The biggest reason for their outperformance is that sustainable funds had benefited from their ESG screening and analysis. The companies selected with these criteria tend to be companies that attend to their environmental challenges, treat their stakeholders well, and govern themselves in an ethical way. Such companies are proving to be more resilient during the sudden crisis as they are the quality companies which tend to hold up better than their lower-quality counterparts in difficult markets. ESG leaders have seen so far smaller earning per share (EPS) cuts that ESG laggards.
Most of the growth of sustainable investing has taken place since the global financial crisis, much of it in just the past five years. The magnitude of the stock market decline in the first quarter represents the first stress test of a bear market and they have proved to be decent performers. ESG ETFs had lower outflows in the last month compared to record outflows from equities overall.

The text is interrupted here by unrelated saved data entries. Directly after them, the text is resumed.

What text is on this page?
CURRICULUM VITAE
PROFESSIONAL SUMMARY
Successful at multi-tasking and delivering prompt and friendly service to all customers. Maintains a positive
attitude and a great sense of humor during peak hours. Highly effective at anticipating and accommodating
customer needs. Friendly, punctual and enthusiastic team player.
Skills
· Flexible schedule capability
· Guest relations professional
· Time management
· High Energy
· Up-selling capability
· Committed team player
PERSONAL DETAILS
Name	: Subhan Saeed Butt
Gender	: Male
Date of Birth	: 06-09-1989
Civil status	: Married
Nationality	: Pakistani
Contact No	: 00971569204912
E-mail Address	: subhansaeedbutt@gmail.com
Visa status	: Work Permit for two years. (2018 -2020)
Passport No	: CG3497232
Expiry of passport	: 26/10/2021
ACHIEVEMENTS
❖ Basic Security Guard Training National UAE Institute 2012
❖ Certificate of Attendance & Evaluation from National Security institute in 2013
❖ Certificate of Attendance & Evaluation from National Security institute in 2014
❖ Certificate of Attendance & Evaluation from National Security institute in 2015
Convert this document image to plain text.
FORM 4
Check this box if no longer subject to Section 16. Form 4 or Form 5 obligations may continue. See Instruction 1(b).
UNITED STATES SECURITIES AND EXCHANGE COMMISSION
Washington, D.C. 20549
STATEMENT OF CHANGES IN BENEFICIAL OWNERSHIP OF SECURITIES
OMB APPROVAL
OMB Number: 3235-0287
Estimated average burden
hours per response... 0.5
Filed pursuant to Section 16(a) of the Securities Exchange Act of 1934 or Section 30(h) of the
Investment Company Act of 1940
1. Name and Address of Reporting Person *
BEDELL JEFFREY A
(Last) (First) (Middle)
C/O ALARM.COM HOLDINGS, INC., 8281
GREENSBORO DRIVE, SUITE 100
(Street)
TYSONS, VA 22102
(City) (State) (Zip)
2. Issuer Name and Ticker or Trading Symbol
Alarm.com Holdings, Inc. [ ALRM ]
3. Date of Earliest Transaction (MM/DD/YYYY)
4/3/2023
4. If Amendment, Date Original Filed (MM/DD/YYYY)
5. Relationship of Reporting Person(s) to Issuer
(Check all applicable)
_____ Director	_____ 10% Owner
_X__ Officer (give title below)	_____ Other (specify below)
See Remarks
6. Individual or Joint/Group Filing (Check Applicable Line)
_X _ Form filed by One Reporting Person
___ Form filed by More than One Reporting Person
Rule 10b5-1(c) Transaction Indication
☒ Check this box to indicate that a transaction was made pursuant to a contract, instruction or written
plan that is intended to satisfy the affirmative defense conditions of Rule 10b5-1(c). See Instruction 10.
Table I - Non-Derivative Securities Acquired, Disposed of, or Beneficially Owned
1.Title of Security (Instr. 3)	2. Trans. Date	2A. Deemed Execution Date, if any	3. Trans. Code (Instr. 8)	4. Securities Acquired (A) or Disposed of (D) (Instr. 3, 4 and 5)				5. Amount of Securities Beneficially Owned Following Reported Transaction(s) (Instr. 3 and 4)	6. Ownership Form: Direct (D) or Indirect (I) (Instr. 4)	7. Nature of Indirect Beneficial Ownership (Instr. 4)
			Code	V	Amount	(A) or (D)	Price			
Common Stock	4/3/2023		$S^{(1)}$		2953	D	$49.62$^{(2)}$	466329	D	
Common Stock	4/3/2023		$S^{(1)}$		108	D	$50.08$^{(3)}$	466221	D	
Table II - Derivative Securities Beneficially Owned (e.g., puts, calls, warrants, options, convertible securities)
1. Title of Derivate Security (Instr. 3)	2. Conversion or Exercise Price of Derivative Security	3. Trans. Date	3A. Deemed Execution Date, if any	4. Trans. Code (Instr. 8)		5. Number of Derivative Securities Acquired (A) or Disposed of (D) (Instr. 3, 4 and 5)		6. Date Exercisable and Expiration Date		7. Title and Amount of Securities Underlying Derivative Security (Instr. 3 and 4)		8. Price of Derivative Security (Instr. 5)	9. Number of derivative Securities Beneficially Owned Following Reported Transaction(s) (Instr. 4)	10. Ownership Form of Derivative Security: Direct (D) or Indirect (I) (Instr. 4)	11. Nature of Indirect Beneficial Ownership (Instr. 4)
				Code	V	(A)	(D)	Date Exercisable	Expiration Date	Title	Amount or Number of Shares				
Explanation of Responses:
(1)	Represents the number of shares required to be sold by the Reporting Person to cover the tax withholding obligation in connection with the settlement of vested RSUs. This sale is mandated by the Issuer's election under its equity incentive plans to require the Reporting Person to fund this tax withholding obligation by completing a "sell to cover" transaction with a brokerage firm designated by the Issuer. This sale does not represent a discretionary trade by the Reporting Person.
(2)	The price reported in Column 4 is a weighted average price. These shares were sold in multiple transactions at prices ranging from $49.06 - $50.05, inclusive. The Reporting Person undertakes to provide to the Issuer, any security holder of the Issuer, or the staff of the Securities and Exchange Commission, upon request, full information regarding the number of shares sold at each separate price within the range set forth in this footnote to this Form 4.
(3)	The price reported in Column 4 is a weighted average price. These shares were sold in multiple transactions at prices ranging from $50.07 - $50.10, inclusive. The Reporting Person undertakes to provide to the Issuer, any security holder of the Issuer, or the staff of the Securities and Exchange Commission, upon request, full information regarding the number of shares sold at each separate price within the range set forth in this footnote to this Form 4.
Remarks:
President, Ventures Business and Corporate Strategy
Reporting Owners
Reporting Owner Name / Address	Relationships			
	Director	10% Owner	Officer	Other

Sustainable investing, thanks to ESG analysis, is to deliver financial performance but it’s also to move toward a more long-term stakeholder-centric model of corporate behavior. That longer-term impact, and no more short-term oriented performance, is the key factor behind sustainable investing.
Although none of us know how this crisis will impact our lives in the longer term, we can be sure that it will. And it will be exactly the same for companies and investments.
Remote Access has been tested successfully by many companies, using technology to bring their teams together, with Microsoft Teams or Zoom for example. While some companies downsize, others such as IT and Telecoms sectors experienced already greater demand for their products and services.
Another impact of the virus is the on-discussing positive environmental effects. Many countries report less pollution, returning wildlife and less energy consumption. We have all in mind these pictures of current pollution compared to the same situation last year.
The clear need of medical and emergency, and staffing for health and community care services equipment are another lessons to learn from this crisis. Which will clearly support the Healthcare sector, as the funding will go into research and development of medical products.
The performance of any investment fund should not be judged on a short-term basis, but many ethical ETFs have outperformed their traditional peers in the recent downturn, especially in risk/return perspective. Now, it will be interesting to see how they perform in any economic and financial market rebounds.
And let’s keep in mind that Sustainable Finance is now a clear trend. About 30% of respondents expect to invest between 11% and 20% of their portfolio in ESG ETFs within the next five years, based on a BBH’s survey. And about 95% of Millennials intends to be socially responsible while making investment decisions.